Tribune : enfants étrangers à l’école, le Front national contre la gratuité

Il faut le dire clairement. Le Front national ment lorsqu’il prétend inscrire son projet dans la République.

Depuis quelques semaines, les déclarations répétées de ses dirigeants affirmant vouloir exclure  les enfants étrangers de l’école publique en sont la preuve.

Ainsi dans les médias comme dans ses meetings, Marine Le Pen a confirmé ses propos de début décembre 2016. Elle entend faire payer la scolarité durant un « délai de carence » aux enfants de parents étrangers résidents réguliers en France et interdire purement et simplement l’accès à l’école publique aux enfants de parents en situation irrégulière, réfugiés et demandeurs d’asile dans l’attente de l’examen de leur statut par exemple.

Une telle politique bafouerait les fondements mêmes de notre République. C’est la négation de la France dans ce qu’elle a de plus profond.

Une telle politique contredirait notre constitution déjà, qui dans son préambule affirme : « La nation garantit l’égal accès de l’enfant, de l’adulte, à l’instruction, à la formation professionnelle, à la culture.

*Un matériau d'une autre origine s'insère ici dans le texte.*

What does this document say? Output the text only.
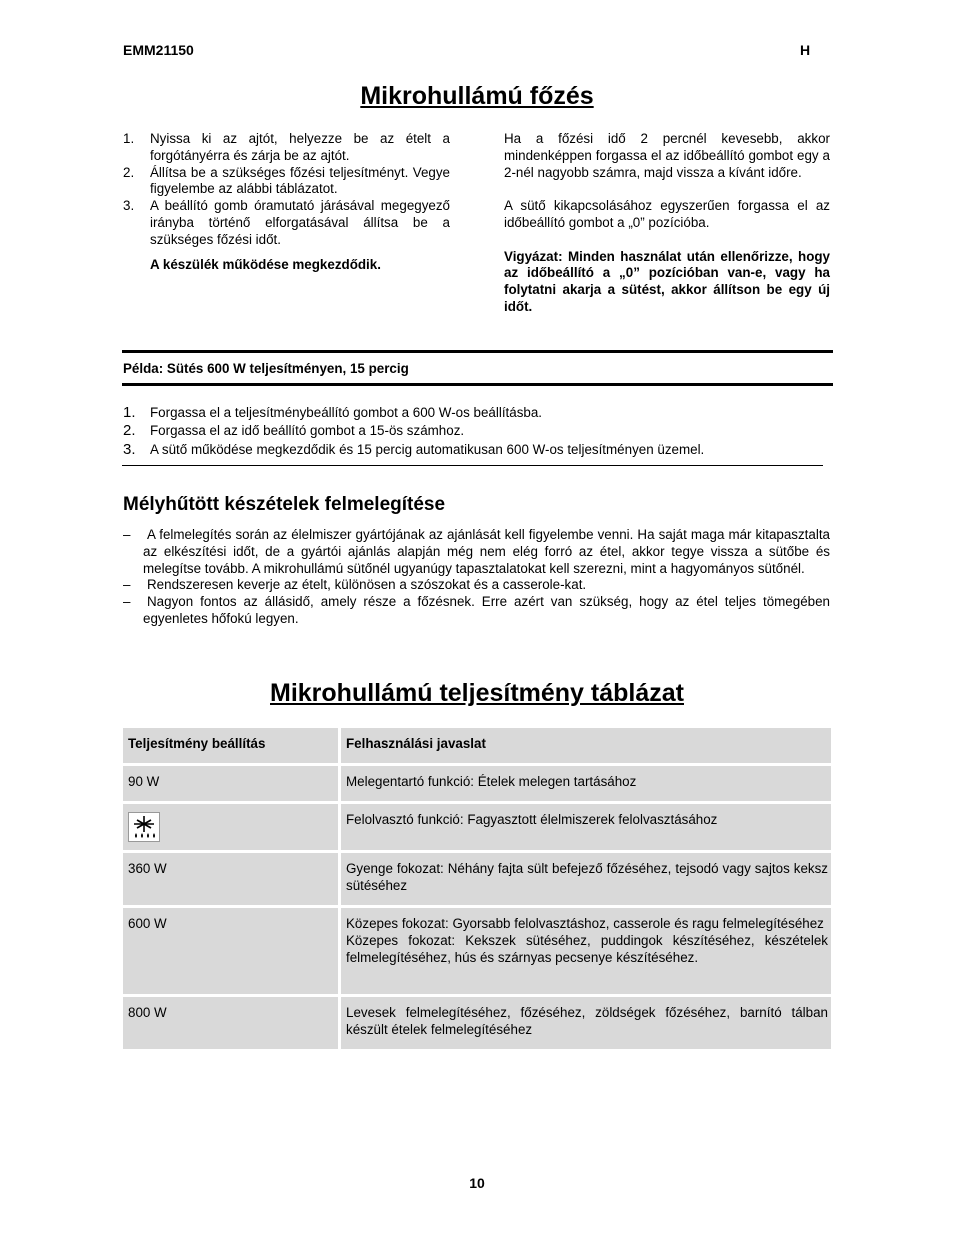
EMM21150	H
Mikrohullámú főzés
1. Nyissa ki az ajtót, helyezze be az ételt a forgótányérra és zárja be az ajtót.
2. Állítsa be a szükséges főzési teljesítményt. Vegye figyelembe az alábbi táblázatot.
3. A beállító gomb óramutató járásával megegyező irányba történő elforgatásával állítsa be a szükséges főzési időt.
A készülék működése megkezdődik.
Ha a főzési idő 2 percnél kevesebb, akkor mindenképpen forgassa el az időbeállító gombot egy a 2-nél nagyobb számra, majd vissza a kívánt időre.
A sütő kikapcsolásához egyszerűen forgassa el az időbeállító gombot a „0” pozícióba.
Vigyázat: Minden használat után ellenőrizze, hogy az időbeállító a „0” pozícióban van-e, vagy ha folytatni akarja a sütést, akkor állítson be egy új időt.
Példa: Sütés 600 W teljesítményen, 15 percig
1. Forgassa el a teljesítménybeállító gombot a 600 W-os beállításba.
2. Forgassa el az idő beállító gombot a 15-ös számhoz.
3. A sütő működése megkezdődik és 15 percig automatikusan 600 W-os teljesítményen üzemel.
Mélyhűtött készételek felmelegítése
– A felmelegítés során az élelmiszer gyártójának az ajánlását kell figyelembe venni. Ha saját maga már kitapasztalta az elkészítési időt, de a gyártói ajánlás alapján még nem elég forró az étel, akkor tegye vissza a sütőbe és melegítse tovább. A mikrohullámú sütőnél ugyanúgy tapasztalatokat kell szerezni, mint a hagyományos sütőnél.
– Rendszeresen keverje az ételt, különösen a szószokat és a casserole-kat.
– Nagyon fontos az állásidő, amely része a főzésnek. Erre azért van szükség, hogy az étel teljes tömegében egyenletes hőfokú legyen.
Mikrohullámú teljesítmény táblázat
Teljesítmény beállítás	Felhasználási javaslat
90 W	Melegentartó funkció: Ételek melegen tartásához
	Felolvasztó funkció: Fagyasztott élelmiszerek felolvasztásához
360 W	Gyenge fokozat: Néhány fajta sült befejező főzéséhez, tejsodó vagy sajtos keksz sütéséhez
600 W	Közepes fokozat: Gyorsabb felolvasztáshoz, casserole és ragu felmelegítéséhez
Közepes fokozat: Kekszek sütéséhez, puddingok készítéséhez, készételek felmelegítéséhez, hús és szárnyas pecsenye készítéséhez.

800 W	Levesek felmelegítéséhez, főzéséhez, zöldségek főzéséhez, barnító tálban készült ételek felmelegítéséhez
10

L’organisation de l’enseignement public, gratuit et laïque à tous les degrés est un devoir de l’État ».

Elle contredirait le droit qui découle de notre constitution, le droit de l’éducation précisé dans le code de l’éducation qui rappelle «  que tous les enfants mineurs présents sur le territoire ont le droit d’être scolarisés », que « l’instruction est obligatoire entre 6 et 16 ans » et que depuis 1881, l’enseignement élémentaire public  est gratuit, gratuité étendue en 1933 à l’enseignement secondaire public.

Une telle mesure mettrait aussi à mal tous les engagements internationaux et européens de la France à mettre en œuvre les textes fondamentaux des droits humains et de la citoyenneté démocratique, notamment la déclaration universelle de 1948 et la convention internationale des droits de l’enfant de 1989.

Une telle politique renverrait  la France au ban des nations démocratiques.

Le Front national entend s’affranchir de la République et de ses valeurs. Après l’école, la solidarité, l’accès aux soins et l’assistance aux plus démunis, demain sans doute l’accès aux bibliothèques et aux institutions publiques, sa volonté d’exclure est sans limites. Son ambition nationaliste porte en germes le séparatisme social, les affrontements, la xénophobie et la guerre.

La Ligue de l’enseignement s’est fondée il y 150 ans pour que l’école soit celle de tous les enfants de la République, une école laïque sans aucune distinction et condition d’origine et de statut, dans l’égalité, la liberté et la fraternité. Elle s’opposera de toutes ses forces militantes à un tel projet nauséabond et antirépublicain.